Virei de costas e ao ver que Davi vinha em nossa direção pensei em como a gente vai mudando a percepção das coisas à medida que o tempo vai passando. Se antes ele era apenas o garoto esquisito que eu mal conhecia, agora ele era, bem, alguém muito importante.

Era legal sentir isso.

Até eu lembrar da zoação da minha família e pensar em como antes era tudo tão mais fácil...

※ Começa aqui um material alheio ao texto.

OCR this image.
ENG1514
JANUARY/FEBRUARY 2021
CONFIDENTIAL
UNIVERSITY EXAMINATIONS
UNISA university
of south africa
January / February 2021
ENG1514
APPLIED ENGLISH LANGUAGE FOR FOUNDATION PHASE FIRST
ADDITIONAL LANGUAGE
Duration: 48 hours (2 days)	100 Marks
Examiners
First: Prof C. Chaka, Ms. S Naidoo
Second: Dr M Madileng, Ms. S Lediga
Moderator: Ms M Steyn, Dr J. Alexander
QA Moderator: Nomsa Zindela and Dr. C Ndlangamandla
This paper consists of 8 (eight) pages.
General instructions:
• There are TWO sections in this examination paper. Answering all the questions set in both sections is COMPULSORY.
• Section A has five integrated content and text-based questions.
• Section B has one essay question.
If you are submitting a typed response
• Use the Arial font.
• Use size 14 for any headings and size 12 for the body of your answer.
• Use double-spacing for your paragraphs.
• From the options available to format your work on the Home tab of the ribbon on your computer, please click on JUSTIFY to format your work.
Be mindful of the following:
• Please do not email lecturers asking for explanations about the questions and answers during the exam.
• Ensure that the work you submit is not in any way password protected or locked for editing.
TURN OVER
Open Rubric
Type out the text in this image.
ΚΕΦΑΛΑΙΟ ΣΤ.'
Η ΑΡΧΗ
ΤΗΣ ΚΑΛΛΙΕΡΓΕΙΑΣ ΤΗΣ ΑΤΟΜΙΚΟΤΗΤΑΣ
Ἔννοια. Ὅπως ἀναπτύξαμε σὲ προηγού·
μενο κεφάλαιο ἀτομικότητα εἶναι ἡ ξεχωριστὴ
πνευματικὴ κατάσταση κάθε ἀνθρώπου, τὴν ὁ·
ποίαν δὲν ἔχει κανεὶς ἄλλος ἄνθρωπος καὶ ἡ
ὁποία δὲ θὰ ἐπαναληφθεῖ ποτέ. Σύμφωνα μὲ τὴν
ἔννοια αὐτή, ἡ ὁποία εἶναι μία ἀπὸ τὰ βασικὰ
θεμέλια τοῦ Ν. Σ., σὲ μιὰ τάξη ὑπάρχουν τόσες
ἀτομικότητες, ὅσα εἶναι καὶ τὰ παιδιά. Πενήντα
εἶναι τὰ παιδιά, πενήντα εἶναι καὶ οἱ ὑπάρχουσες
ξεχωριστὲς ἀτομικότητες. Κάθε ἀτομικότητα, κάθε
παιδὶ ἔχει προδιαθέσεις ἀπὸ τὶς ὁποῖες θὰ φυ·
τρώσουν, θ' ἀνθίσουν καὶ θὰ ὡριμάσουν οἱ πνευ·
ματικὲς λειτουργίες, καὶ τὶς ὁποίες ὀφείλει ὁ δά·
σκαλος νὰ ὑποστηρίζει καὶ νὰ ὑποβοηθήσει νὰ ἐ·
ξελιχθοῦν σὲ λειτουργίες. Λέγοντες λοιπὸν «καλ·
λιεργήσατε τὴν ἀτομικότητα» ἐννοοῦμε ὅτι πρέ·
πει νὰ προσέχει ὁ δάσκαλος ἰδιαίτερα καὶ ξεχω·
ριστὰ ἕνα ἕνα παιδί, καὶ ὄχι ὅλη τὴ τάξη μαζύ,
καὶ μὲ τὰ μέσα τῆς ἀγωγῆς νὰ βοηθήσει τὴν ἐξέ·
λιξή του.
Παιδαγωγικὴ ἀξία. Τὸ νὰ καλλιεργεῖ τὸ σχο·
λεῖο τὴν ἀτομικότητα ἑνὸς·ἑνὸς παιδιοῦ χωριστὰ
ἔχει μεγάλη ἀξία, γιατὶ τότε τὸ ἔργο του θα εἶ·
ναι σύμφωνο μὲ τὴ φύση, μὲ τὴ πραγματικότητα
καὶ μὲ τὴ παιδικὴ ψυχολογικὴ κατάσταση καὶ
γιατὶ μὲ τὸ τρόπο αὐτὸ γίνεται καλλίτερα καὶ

— Oi — falei firmemente assim que ele chegou, pois eu sempre fui do tipo que fingia que tudo estava bem mesmo quando não estava. — E aí?

— Ah, oi — ele respondeu, no rosto uma expressão confusa. — Tudo bem?

— Tudo — respondi enquanto cutucava as minhas unhas. — E você? — perguntei meio desinteressada, mas o desgraçado logo percebeu que eu estava enrolando uma conversa mais séria e começou a rir.

— Melhor agora — Davi me desarmou com um sorriso torto, enquanto procurava pela minha mão, e eu odiei me derreter toda, pois sempre achei que tinha nascido imune a esse tipo de coisa besta. Seus olhos se fixaram nos meus e incrivelmente ele não parecia envergonhado pelo que havia quase acontecido entre nós, mas imaginei que isso se devia ao fato de que com certeza ele não havia ouvido disparates da própria família no café da manhã. Então, apenas me limitei a sorrir bobamente e mordi os lábios, e eu juro que esse gesto o fez perder o foco por um instante, pois ele inspirou um pouco mais fundo e seus dedos apertaram firmemente os meus.

Ah, o amor...

Que grande merda ele é.

— Argh, procurem um quarto logo antes que vocês tirem as roupas aqui na frente de todo mundo! — Andressa, que ficara momentaneamente esquecida pela chegada Davi, se manifestou, e ele enfim mostrou que ainda tinha alguma vergonha na cara ao ficar todo constrangido. E eu, como uma boa filha da mãe, apenas me limitei a gargalhar.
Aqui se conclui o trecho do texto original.